REPUBLIKA.CO.ID, DENPASAR -- Ali Chandra (30 tahun) keluar dari salah satu sentral penukaran mata uang (money changer) di Jalan Seminyak, Denpasar, Rabu (10/6) siang. Dia mengantongi uang lebih dari Rp 130 juta usai menukarkan 10 ribu dolar Amerikanya.
Momen penguatan dolar AS terhadap Rupiah membuat sebagian masyarakat Bali yang menyimpan mata uang asing dalam jumlah besar berbondong-bondong menukarkan dolarnya.
Alasan mereka rata-rata sama, sedang membutuhkan tambahan biaya untuk bisnis. Entah itu alasan sebenarnya, atau entah segan mengakui bahwa Rupiah memang kian terpuruk saat ini dan saatnya memanen keuntungan. "Untuk tambahan modal usaha," terang Ali kepada Republika, Rabu (10/5).
Petugas di tempat penukaran mata uang asing PT Bali Maspinjira, Ni Wayan Nurmianti mengakui terjadi peningkatan jumlah pengunjung dan transaksi masyarakat menjual dolar Amerika.
Pada Rabu (10/6), kurs jual mencapai Rp 13.300 per dolar AS, sedangkan kurs beli Rp 12.950 per dolar AS. Selain dolar, banyak juga pengunjung yang menukarkan mata uang lain, seperti dolar Australia yang dihargai Rp 10.220, atau dolar Singapura sekitar Rp 9.820.
"Peningkatan pengunjung dan jumlah transaksi sudah terjadi sepekan terakhir," kata Nurmianti dijumpai Republika.
Nurmianti mengatakan sebagian besar pengunjung adalah mereka yang mempunyai bisnis di Bali, seperti properti, vila, perusahaan lokal, furniture, juga wisatawan.
Diakuinya, sejak dolar menanjak menyentuh Rp 13.300, ada pengunjung yang menukarkan dalam jumlah besar hingga satu miliar rupiah. Meski demikian, Nurmianti menolak menyebutkan berapa kenaikan nilai transaksi penukaran.
"Kenaikannya cukup pesat, penukar terbesar bernilai satu miliar rupiah, sementara lainnya rata-rata menukarkan 10 ribu dolar AS," tambahnya.
Secara pribadi Nurmianti mengaku tak senang Rupiah terpuruk serendah ini. Penguatan dolar dinilainya tak akan memberi keuntungan bagi masyarakat ekonomi menengah ke bawah, sebab gaji pegawai tak mungkin naik mengikuti dolar AS. Ia berharap mata uang nasional bisa kembali stabil di level Rp 12.000 per dolar AS.

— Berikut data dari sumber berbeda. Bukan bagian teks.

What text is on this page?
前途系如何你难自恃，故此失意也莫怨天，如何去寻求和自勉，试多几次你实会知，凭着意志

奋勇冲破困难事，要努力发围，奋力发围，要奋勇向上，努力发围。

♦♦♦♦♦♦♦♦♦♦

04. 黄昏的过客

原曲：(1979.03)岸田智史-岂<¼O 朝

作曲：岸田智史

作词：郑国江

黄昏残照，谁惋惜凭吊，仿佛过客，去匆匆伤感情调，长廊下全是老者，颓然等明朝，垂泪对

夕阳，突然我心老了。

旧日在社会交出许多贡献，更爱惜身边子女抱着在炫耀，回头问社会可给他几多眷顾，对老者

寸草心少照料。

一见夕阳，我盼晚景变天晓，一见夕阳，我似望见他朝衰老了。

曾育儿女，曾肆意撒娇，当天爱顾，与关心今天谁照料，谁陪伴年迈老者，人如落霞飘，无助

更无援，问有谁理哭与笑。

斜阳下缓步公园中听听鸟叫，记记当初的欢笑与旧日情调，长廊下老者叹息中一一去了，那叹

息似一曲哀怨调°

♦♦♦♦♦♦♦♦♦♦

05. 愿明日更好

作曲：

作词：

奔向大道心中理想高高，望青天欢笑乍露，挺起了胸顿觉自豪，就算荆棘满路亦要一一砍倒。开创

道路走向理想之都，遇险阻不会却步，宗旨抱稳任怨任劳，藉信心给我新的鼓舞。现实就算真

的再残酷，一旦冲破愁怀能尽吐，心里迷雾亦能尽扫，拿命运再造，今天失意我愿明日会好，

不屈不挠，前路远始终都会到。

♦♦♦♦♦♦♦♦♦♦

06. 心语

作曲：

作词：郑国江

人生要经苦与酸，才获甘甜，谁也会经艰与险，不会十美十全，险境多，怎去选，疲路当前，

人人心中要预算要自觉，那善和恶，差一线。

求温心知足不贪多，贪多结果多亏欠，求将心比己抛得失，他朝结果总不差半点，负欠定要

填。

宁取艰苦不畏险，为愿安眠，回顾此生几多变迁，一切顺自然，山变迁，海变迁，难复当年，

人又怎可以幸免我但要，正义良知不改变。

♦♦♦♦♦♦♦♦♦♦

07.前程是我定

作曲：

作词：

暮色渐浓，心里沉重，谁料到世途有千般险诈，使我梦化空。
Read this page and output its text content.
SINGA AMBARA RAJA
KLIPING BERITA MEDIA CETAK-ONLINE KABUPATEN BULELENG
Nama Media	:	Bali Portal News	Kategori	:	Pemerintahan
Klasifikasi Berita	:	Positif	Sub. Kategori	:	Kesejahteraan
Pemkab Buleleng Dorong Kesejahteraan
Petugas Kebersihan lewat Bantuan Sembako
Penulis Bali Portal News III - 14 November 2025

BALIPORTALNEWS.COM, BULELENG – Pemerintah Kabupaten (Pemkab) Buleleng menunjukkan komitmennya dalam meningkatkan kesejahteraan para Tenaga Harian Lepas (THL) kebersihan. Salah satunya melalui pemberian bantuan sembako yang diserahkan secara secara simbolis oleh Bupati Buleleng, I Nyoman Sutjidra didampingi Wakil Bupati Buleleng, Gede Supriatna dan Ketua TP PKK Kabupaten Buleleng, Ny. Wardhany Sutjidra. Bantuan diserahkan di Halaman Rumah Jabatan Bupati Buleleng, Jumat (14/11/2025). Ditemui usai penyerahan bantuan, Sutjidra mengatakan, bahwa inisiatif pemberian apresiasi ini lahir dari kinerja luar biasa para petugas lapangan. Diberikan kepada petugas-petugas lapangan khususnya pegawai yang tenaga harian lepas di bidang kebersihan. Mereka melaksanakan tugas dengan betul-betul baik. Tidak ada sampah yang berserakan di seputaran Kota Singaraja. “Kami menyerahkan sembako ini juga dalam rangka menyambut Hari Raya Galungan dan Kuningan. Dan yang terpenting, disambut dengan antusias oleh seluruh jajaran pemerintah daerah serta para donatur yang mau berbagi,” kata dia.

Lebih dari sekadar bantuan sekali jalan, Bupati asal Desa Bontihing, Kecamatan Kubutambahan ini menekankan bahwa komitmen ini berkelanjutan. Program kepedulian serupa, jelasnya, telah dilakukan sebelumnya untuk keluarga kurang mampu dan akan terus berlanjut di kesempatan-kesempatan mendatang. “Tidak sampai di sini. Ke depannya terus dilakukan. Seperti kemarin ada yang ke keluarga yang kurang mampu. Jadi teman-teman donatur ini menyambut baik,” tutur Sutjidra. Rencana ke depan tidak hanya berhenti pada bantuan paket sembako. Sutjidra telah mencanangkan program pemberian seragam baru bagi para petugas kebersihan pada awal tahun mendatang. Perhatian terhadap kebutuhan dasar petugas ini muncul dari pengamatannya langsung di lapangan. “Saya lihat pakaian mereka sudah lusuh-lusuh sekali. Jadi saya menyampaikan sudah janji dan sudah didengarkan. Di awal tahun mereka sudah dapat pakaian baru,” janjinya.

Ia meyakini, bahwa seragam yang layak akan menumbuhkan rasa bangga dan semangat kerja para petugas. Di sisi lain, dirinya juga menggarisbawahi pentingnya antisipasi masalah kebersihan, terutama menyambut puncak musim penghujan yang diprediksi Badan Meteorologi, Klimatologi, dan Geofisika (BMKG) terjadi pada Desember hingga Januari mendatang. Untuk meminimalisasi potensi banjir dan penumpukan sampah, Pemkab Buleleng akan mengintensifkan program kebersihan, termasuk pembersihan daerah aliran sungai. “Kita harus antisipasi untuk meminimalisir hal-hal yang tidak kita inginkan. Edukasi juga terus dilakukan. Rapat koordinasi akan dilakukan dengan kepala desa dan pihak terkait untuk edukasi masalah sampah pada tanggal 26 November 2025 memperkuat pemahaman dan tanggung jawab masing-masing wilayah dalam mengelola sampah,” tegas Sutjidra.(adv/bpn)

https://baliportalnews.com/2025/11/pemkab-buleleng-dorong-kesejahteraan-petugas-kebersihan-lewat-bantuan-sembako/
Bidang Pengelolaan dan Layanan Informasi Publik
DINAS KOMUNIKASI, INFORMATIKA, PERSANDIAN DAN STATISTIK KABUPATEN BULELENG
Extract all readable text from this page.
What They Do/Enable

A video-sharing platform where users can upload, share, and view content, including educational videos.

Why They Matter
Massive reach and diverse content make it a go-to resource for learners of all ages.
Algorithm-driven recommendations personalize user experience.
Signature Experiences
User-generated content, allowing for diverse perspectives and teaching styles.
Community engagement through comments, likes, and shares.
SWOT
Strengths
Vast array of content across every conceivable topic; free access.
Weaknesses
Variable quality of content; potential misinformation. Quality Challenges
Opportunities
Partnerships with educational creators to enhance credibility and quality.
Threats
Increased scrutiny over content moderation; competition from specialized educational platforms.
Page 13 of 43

Indeks harga saham gabungan (IHSG) dan Rupiah terus terjun bebas pada perdagangan beberapa hari terakhir. Sebagian pelaku pasar menilai pemerintah belum berhasil membalikkan kondisi perlambatan ekonomi Indonesia. Pasar tampak kecewa melihat pembangunan infrastruktur yang tak kunjung terlaksana seutuhnya.
Lesunya pertumbuhan global, terutama perlambatan ekspansi ekonomi Cina --salah satu mitra dagang utama Indonesia-- juga bermasalah. Bank Indonesia (BI) menyatakan siap untuk masuk ke pasar valuta asing dan obligasi untuk memerangi volatilitas.
Imbas hasil dari obligasi pemerintah bahkan sudah mencapai 8,325 persen dan merupakan yang tertinggi ditahun ini.